A ₹20 lakh loan for a degree that produces a starting salary of ₹1.5 lakh per month creates a much more manageable situation — the EMI is approximately 17% of income, leaving ample room for living expenses and savings.
The loan is only sensible if the income it produces comfortably services the repayment while leaving adequate living expenses and some savings. If the maths does not work on paper, it will not work in practice.
Public Sector Banks vs Private Lenders
Public sector banks — SBI, Bank of Baroda, Union Bank, Canara Bank — offer education loans under the government's Vidya Lakshmi portal with interest rates of approximately 8–11% for domestic institutions and slightly different rates for study abroad. [Likely — rates change with RBI policy, always verify current rates] Loans up to ₹7.5 lakh are typically unsecured (no collateral required); above that, collateral is usually required.
The IBA Model Education Loan Scheme covers domestic and international education with specific terms — check your bank's implementation as terms vary.
Private NBFCs — Avanse, HDFC Credila, Auxilo, Incred — lend to students at institutions that banks sometimes refuse (lower-ranked colleges, newer programmes) and for larger amounts without collateral in some cases, but at higher interest rates (11–14%). The trade-off is access versus cost.
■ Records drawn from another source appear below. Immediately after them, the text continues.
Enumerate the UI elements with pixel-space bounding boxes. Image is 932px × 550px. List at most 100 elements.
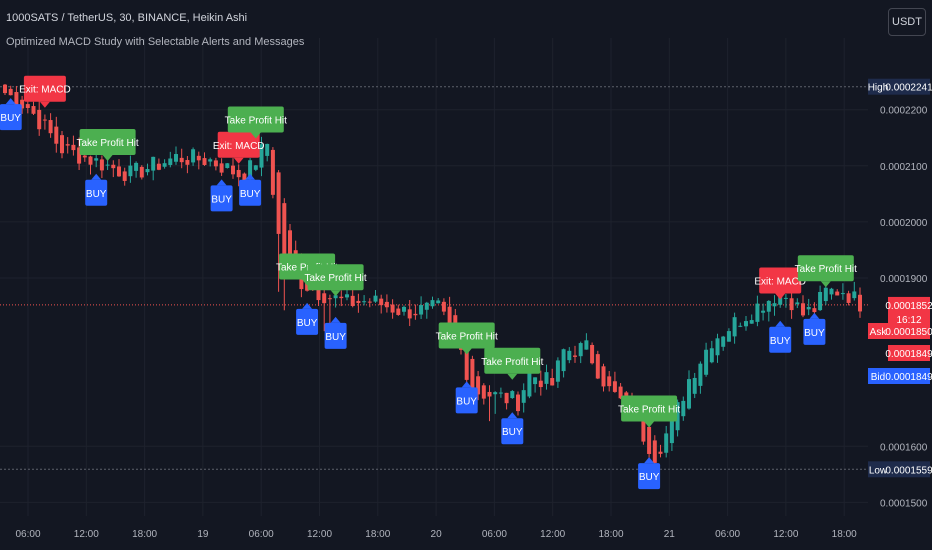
candle-body xyxy=(191,149,196,163)
exit-signal-pointer xyxy=(233,157,244,164)
x-tick-label: 18:00 xyxy=(832,529,857,540)
tp-signal-label[interactable] xyxy=(621,395,678,422)
last-price-tag xyxy=(888,296,930,327)
ask-value-tag xyxy=(888,323,930,339)
candle-body xyxy=(419,305,424,315)
buy-signal-pointer xyxy=(775,320,786,327)
candle-body xyxy=(755,303,760,322)
candle-body xyxy=(14,92,19,108)
currency-button[interactable]: USDT xyxy=(888,8,926,36)
time-axis[interactable]: 06:00 12:00 18:00 19 06:00 12:00 18:00 20 06:00 1… xyxy=(15,529,857,540)
buy-signal-pointer xyxy=(461,381,472,388)
candle-body xyxy=(487,391,492,397)
candle-body xyxy=(772,303,777,307)
tp-signal-label[interactable] xyxy=(438,322,495,349)
candle-body xyxy=(231,165,235,175)
signal-labels: BUY Exit: MACD BUY Take Profit Hit Exit: MAC… xyxy=(0,75,857,490)
buy-signal-label[interactable] xyxy=(0,104,22,131)
candle-body xyxy=(253,165,258,170)
candle-body xyxy=(333,295,338,299)
buy-signal-label[interactable] xyxy=(803,318,826,345)
candle-body xyxy=(818,291,823,311)
low-label-tag xyxy=(868,461,888,478)
buy-signal-label[interactable] xyxy=(296,308,319,335)
x-tick-label: 12:00 xyxy=(307,529,332,540)
candle-body xyxy=(362,301,367,303)
candle-body xyxy=(327,298,332,300)
buy-signal-label[interactable] xyxy=(324,322,347,349)
buy-signal-text: BUY xyxy=(211,194,232,205)
tp-signal-label[interactable] xyxy=(484,347,541,374)
tp-signal-text: Take Profit Hit xyxy=(304,273,366,284)
candle-body xyxy=(174,154,178,162)
exit-signal-label[interactable] xyxy=(23,75,66,102)
buy-signal-label[interactable] xyxy=(210,185,233,212)
buy-signal-label[interactable] xyxy=(239,179,262,206)
candle-body xyxy=(544,372,549,384)
candle-body xyxy=(789,298,794,311)
tp-signal-label[interactable] xyxy=(79,129,136,155)
buy-signal-text: BUY xyxy=(325,332,346,343)
candle-body xyxy=(852,291,857,299)
exit-signal-label[interactable] xyxy=(759,267,802,294)
candle-body xyxy=(384,301,389,308)
buy-signal-label[interactable] xyxy=(769,326,792,353)
candle-body xyxy=(704,349,709,375)
candle-body xyxy=(664,433,669,453)
candle-body xyxy=(42,119,47,121)
candle-body xyxy=(99,159,104,171)
candle-body xyxy=(20,99,25,109)
buy-signal-text: BUY xyxy=(297,318,318,329)
tp-signal-pointer xyxy=(507,373,518,380)
x-tick-label: 06:00 xyxy=(482,529,507,540)
candle-body xyxy=(276,172,281,234)
candle-body xyxy=(168,158,173,165)
y-tick-label: 0.0002100 xyxy=(880,162,928,173)
mid-value-tag xyxy=(888,345,930,361)
candle-body xyxy=(709,348,714,363)
candle-body xyxy=(590,344,595,364)
candle-body xyxy=(60,135,64,154)
tp-signal-label[interactable] xyxy=(797,255,854,282)
x-tick-label: 20 xyxy=(431,529,443,540)
candle-body xyxy=(618,386,623,399)
exit-signal-label[interactable] xyxy=(217,131,260,158)
buy-signal-label[interactable] xyxy=(85,179,108,206)
candle-body xyxy=(316,286,321,301)
tp-signal-text: Take Profit Hit xyxy=(225,116,287,127)
buy-signal-label[interactable] xyxy=(455,387,478,414)
y-tick-label: 0.0002000 xyxy=(880,218,928,229)
tp-signal-text: Take Profit Hit xyxy=(276,263,338,274)
candle-body xyxy=(550,378,555,386)
candle-body xyxy=(185,160,190,165)
tp-signal-text: Take Profit Hit xyxy=(481,357,543,368)
indicator-title[interactable]: Optimized MACD Study with Selectable Ale… xyxy=(6,36,305,48)
candle-body xyxy=(288,230,292,271)
candle-body xyxy=(3,84,7,94)
candle-body xyxy=(607,376,612,387)
tp-signal-label[interactable] xyxy=(307,264,364,291)
y-tick-label: 0.0001500 xyxy=(880,498,928,509)
buy-signal-text: BUY xyxy=(0,113,21,124)
price-axis[interactable]: 0.0002200 0.0002100 0.0002000 0.0001900 0.00… xyxy=(868,78,932,510)
candle-body xyxy=(692,377,697,394)
x-tick-label: 18:00 xyxy=(365,529,390,540)
candle-body xyxy=(732,317,737,337)
bar-countdown: 16:12 xyxy=(896,315,921,326)
exit-signal-pointer xyxy=(39,101,50,108)
tp-signal-label[interactable] xyxy=(227,106,284,133)
candle-body xyxy=(88,156,93,165)
buy-signal-label[interactable] xyxy=(501,418,524,445)
candle-body xyxy=(25,104,30,109)
x-tick-label: 18:00 xyxy=(132,529,157,540)
candle-body xyxy=(726,331,731,342)
candle-body xyxy=(196,155,201,161)
candle-body xyxy=(840,293,845,295)
candle-body xyxy=(48,120,53,134)
candle-body xyxy=(402,306,406,312)
candle-body xyxy=(396,308,401,315)
y-tick-label: 0.0002200 xyxy=(880,106,928,117)
buy-signal-label[interactable] xyxy=(638,463,661,490)
candle-body xyxy=(265,143,270,156)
The Moratorium Period: Understanding What You Owe During
Most education loans include a moratorium period — a window during which you are not required to make principal repayments. This covers the course duration plus 6–12 months after graduation (sometimes called the "EMI holiday").
Critical point: interest typically continues to accrue during the moratorium, even if you are not making payments. This interest is added to your principal (capitalised), increasing the total debt. A ₹20 lakh loan accruing interest during a 2.5-year moratorium period may become ₹25–26 lakh by the time EMIs begin.
If you can make interest payments during the moratorium — even partial payments from part-time work or stipends — do so. It reduces the principal on which compound interest accumulates and lowers your ultimate EMI burden.
After Graduation: Repayment Strategy
Make EMI payments on time, every time. Education loan defaults affect your CIBIL score severely, which in turn affects your ability to take a home loan or car loan in the future. A damaged credit score from education loan default has consequences that compound far beyond the loan itself.
If your income allows, make prepayments. Most education loans allow partial prepayments without penalty after a certain period — check your loan agreement. Prepaying reduces the principal and dramatically reduces total interest paid. Even one extra EMI per year materially shortens the repayment timeline.
If you are struggling with repayments, contact your bank early. Banks can restructure repayment terms — extend the tenure, reduce the EMI — for borrowers who engage proactively. They cannot help borrowers who disappear when payments become difficult. The conversation is uncomfortable; the alternative (default and credit damage) is worse.
The Tax Benefit
Education loan interest is deductible under Section 80E of the Income Tax Act — for a maximum of 8 years from the year you start repaying. This reduces your taxable income by the amount of interest paid. For someone in the 20% or 30% tax bracket, this represents a meaningful reduction in the effective cost of the loan. Ensure your employer's HR team has the relevant documentation to account for this deduction in your TDS calculations.